Beitragvon consus » Mo 5. Nov 2012, 16:53

Νὴ τὸν Δία - ein dicker Brocken! :shock:
Aus Zeitgründen hier nur zwei Bemerkungen:
ὧν ἔδοξέ μοι ἀξιομνημόνευτον, τούτων ...] Die Deutung ὧν ἔδοξέ μοι ἄξιον μεμνῆσθαι ~ ὧν ἔδοξέ μοι ὁ λόγος ἀξιομνημόνευτος dürfte hilfreich sein. Vgl. Kommentar von Bury: http://www.perseus.tufts.edu/hopper/text?doc=Perseus%3Atext%3A1999.04.0090%3Atext%3Dcomm%3Asection%3D178A.
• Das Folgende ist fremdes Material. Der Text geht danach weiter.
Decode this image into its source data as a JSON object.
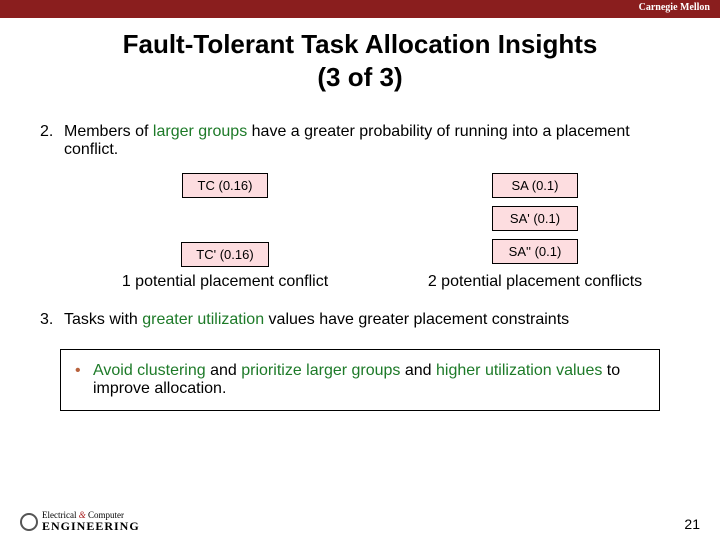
{
  "brand": "Carnegie Mellon",
  "title_line1": "Fault-Tolerant Task Allocation Insights",
  "title_line2": "(3 of 3)",
  "point2": {
    "num": "2.",
    "pre": "Members of ",
    "highlight": "larger groups",
    "post": " have a greater probability of running into a placement conflict."
  },
  "left_boxes": [
    "TC (0.16)",
    "TC' (0.16)"
  ],
  "right_boxes": [
    "SA (0.1)",
    "SA' (0.1)",
    "SA'' (0.1)"
  ],
  "caption_left": "1 potential placement conflict",
  "caption_right": "2 potential placement conflicts",
  "point3": {
    "num": "3.",
    "pre": "Tasks with ",
    "highlight": "greater utilization",
    "post": " values have greater placement constraints"
  },
  "bullet": {
    "a": "Avoid clustering",
    "b": " and ",
    "c": "prioritize larger groups",
    "d": " and ",
    "e": "higher utilization values",
    "f": " to improve allocation."
  },
  "footer_logo": {
    "line1": "Electrical",
    "amp": "&",
    "line1b": "Computer",
    "line2": "ENGINEERING"
  },
  "page_number": "21"
}
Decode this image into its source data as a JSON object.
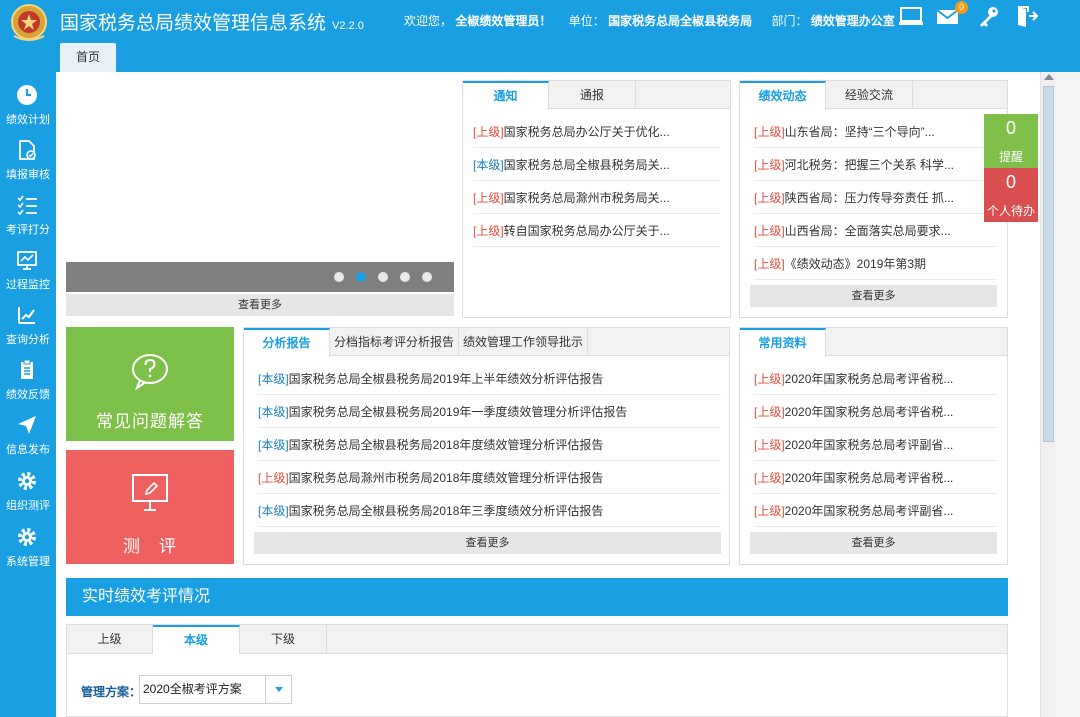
{
  "header": {
    "title": "国家税务总局绩效管理信息系统",
    "version": "V2.2.0",
    "welcome_prefix": "欢迎您，",
    "user": "全椒绩效管理员！",
    "unit_label": "单位：",
    "unit": "国家税务总局全椒县税务局",
    "dept_label": "部门：",
    "dept": "绩效管理办公室",
    "mail_count": "0",
    "home_tab": "首页"
  },
  "sidebar": {
    "items": [
      {
        "label": "绩效计划",
        "icon": "clock-icon"
      },
      {
        "label": "填报审核",
        "icon": "doc-check-icon"
      },
      {
        "label": "考评打分",
        "icon": "checklist-icon"
      },
      {
        "label": "过程监控",
        "icon": "monitor-chart-icon"
      },
      {
        "label": "查询分析",
        "icon": "analysis-icon"
      },
      {
        "label": "绩效反馈",
        "icon": "clipboard-icon"
      },
      {
        "label": "信息发布",
        "icon": "send-icon"
      },
      {
        "label": "组织测评",
        "icon": "gear-icon"
      },
      {
        "label": "系统管理",
        "icon": "gear-icon"
      }
    ]
  },
  "banner": {
    "more": "查看更多",
    "dot_count": 5,
    "active_dot": 1
  },
  "notice_panel": {
    "tabs": [
      "通知",
      "通报"
    ],
    "items": [
      {
        "tag": "[上级]",
        "level": "up",
        "text": "国家税务总局办公厅关于优化..."
      },
      {
        "tag": "[本级]",
        "level": "cur",
        "text": "国家税务总局全椒县税务局关..."
      },
      {
        "tag": "[上级]",
        "level": "up",
        "text": "国家税务总局滁州市税务局关..."
      },
      {
        "tag": "[上级]",
        "level": "up",
        "text": "转自国家税务总局办公厅关于..."
      }
    ]
  },
  "news_panel": {
    "tabs": [
      "绩效动态",
      "经验交流"
    ],
    "items": [
      {
        "tag": "[上级]",
        "level": "up",
        "text": "山东省局：坚持“三个导向”..."
      },
      {
        "tag": "[上级]",
        "level": "up",
        "text": "河北税务：把握三个关系 科学..."
      },
      {
        "tag": "[上级]",
        "level": "up",
        "text": "陕西省局：压力传导夯责任 抓..."
      },
      {
        "tag": "[上级]",
        "level": "up",
        "text": "山西省局：全面落实总局要求..."
      },
      {
        "tag": "[上级]",
        "level": "up",
        "text": "《绩效动态》2019年第3期"
      }
    ],
    "more": "查看更多"
  },
  "counters": {
    "remind_count": "0",
    "remind_label": "提醒",
    "todo_count": "0",
    "todo_label": "个人待办"
  },
  "tiles": {
    "faq": "常见问题解答",
    "eval": "测　评"
  },
  "analysis_panel": {
    "tabs": [
      "分析报告",
      "分档指标考评分析报告",
      "绩效管理工作领导批示"
    ],
    "items": [
      {
        "tag": "[本级]",
        "level": "cur",
        "text": "国家税务总局全椒县税务局2019年上半年绩效分析评估报告"
      },
      {
        "tag": "[本级]",
        "level": "cur",
        "text": "国家税务总局全椒县税务局2019年一季度绩效管理分析评估报告"
      },
      {
        "tag": "[本级]",
        "level": "cur",
        "text": "国家税务总局全椒县税务局2018年度绩效管理分析评估报告"
      },
      {
        "tag": "[上级]",
        "level": "up",
        "text": "国家税务总局滁州市税务局2018年度绩效管理分析评估报告"
      },
      {
        "tag": "[本级]",
        "level": "cur",
        "text": "国家税务总局全椒县税务局2018年三季度绩效分析评估报告"
      }
    ],
    "more": "查看更多"
  },
  "resources_panel": {
    "tabs": [
      "常用资料"
    ],
    "items": [
      {
        "tag": "[上级]",
        "level": "up",
        "text": "2020年国家税务总局考评省税..."
      },
      {
        "tag": "[上级]",
        "level": "up",
        "text": "2020年国家税务总局考评省税..."
      },
      {
        "tag": "[上级]",
        "level": "up",
        "text": "2020年国家税务总局考评副省..."
      },
      {
        "tag": "[上级]",
        "level": "up",
        "text": "2020年国家税务总局考评省税..."
      },
      {
        "tag": "[上级]",
        "level": "up",
        "text": "2020年国家税务总局考评副省..."
      }
    ],
    "more": "查看更多"
  },
  "realtime": {
    "title": "实时绩效考评情况",
    "tabs": [
      "上级",
      "本级",
      "下级"
    ],
    "active_tab": 1,
    "plan_label": "管理方案：",
    "plan_value": "2020全椒考评方案"
  },
  "colors": {
    "accent": "#1a9fe3",
    "tag_up": "#e74c3c",
    "tag_cur": "#1a7fc3",
    "green": "#7dc04a",
    "red": "#ef6161"
  }
}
Interessant ist, wie der von mir erwähnte Marsilio Ficino die ganze Stelle übersetzt:
Singula vero singulorum dicta nec Aristodemus memoria tenebat nec ego quae ille recensuit singula teneo. Eorum igitur orationem vobis nunc referam, qui memoratu digna dixerunt.

Zu Eros vgl. Aristoph. Av. 700: πρότερον δ᾽ οὐκ ἦν γένος ἀθανάτων, πρὶν Ἔρως ξυνέμειξεν ἅπαντα und Xen. Symp. 8, 1. Mit Blick auf 178 B auch Hesiod, Theogonie 116ff. Vgl. Bury a.a.O.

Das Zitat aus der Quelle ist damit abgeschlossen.